Live concerts are the best thing. THE best thing. I went to (or rather, participated in) a concert at the 9:30 Club this weekend. It is the best venue around–so clean, so open, so many places in which to stand with arms loosely crossed and nod slightly in time to the music.
Delta Spirit blew my mind. Aside from the music, which you will just have to hear for yourself, the lead singer made a valid point right before the last song of the set. “Go to rock concerts! Don’t pay $14 to go to the movies. Go to concerts!” Then after the ovation, the band played Shout and confetti came down from the ceiling.
Anyway! Let’s examine Matt’s idea: movies vs. rock concerts–how to best spend $14-20.
Movies. They take years and millions of dollars to produce. They are performed by overpaid “professionals” we all semi-despise and envy. Although movies can be super-fun, usually I am thinking about something else by the time I get outside. Of course, there are exceptions. Art movies at E Street Cinema or the AFI usually leave me with lots of food for thought. But on the whole, movies are something we spend money on so that we can tell others that we’ve seen whatever just came out, thereby passing whatever “up to date” culture test seems appropriate at the time.
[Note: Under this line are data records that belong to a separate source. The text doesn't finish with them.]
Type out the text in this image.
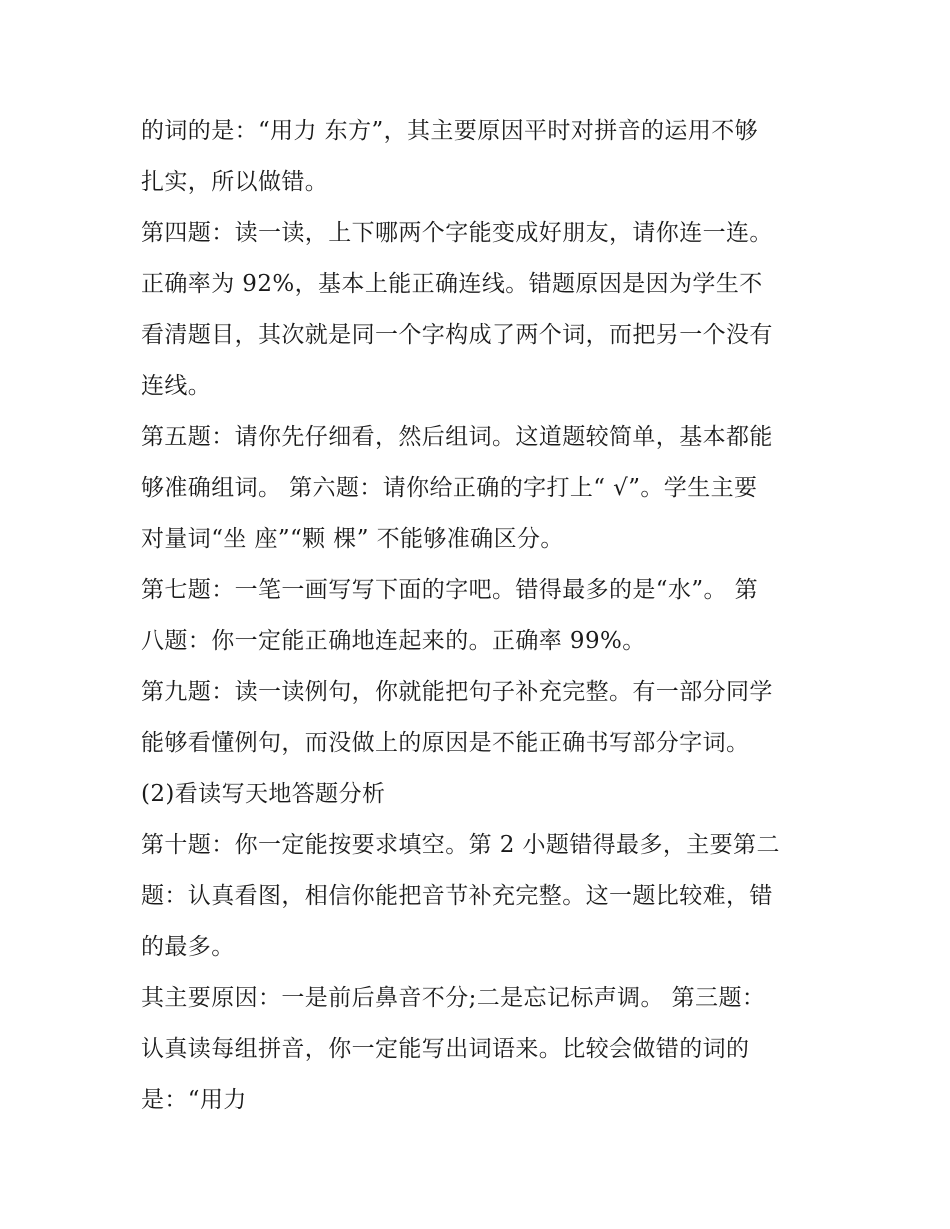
的词的是：“用力 东方”，其主要原因平时对拼音的运用不够
扎实，所以做错。
第四题：读一读，上下哪两个字能变成好朋友，请你连一连。
正确率为 92%，基本上能正确连线。错题原因是因为学生不
看清题目，其次就是同一个字构成了两个词，而把另一个没有
连线。
第五题：请你先仔细看，然后组词。这道题较简单，基本都能
够准确组词。 第六题：请你给正确的字打上“ √”。学生主要
对量词“坐 座”“颗 棵” 不能够准确区分。
第七题：一笔一画写写下面的字吧。错得最多的是“水”。 第
八题：你一定能正确地连起来的。正确率 99%。
第九题：读一读例句，你就能把句子补充完整。有一部分同学
能够看懂例句，而没做上的原因是不能正确书写部分字词。
(2)看读写天地答题分析
第十题：你一定能按要求填空。第 2 小题错得最多，主要第二
题：认真看图，相信你能把音节补充完整。这一题比较难，错
的最多。
其主要原因：一是前后鼻音不分;二是忘记标声调。 第三题：
认真读每组拼音，你一定能写出词语来。比较会做错的词的
是：“用力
Now…concerts! Concerts are the product of these musicians’ entire lives! They are pouring their creative juices into these songs. Bands travel all over the country in buses and vans to get to us. The connection between performer and audience is really there, not just being projected on a screen. Standing in front of the stage is so much more personal and meaningful than sitting in a theater listening to other people’s cell phones interrupt a movie. Also, less people will be able to see the “same thing.” Bands are usually in town only for the night, tickets sell out, and voila! You are cooler than people who just went to see Shrek Forever After because “the group was going.” You even have the opportunity to laugh smugly to yourself like I did when, in response to my effusive description of a recent concert, my friend asked me, “What’s a Neko Case?”
In conclusion, go to concerts. And if you can’t kick the habit, just switch over to art house movies. Your richer and more cultured future self will thank you.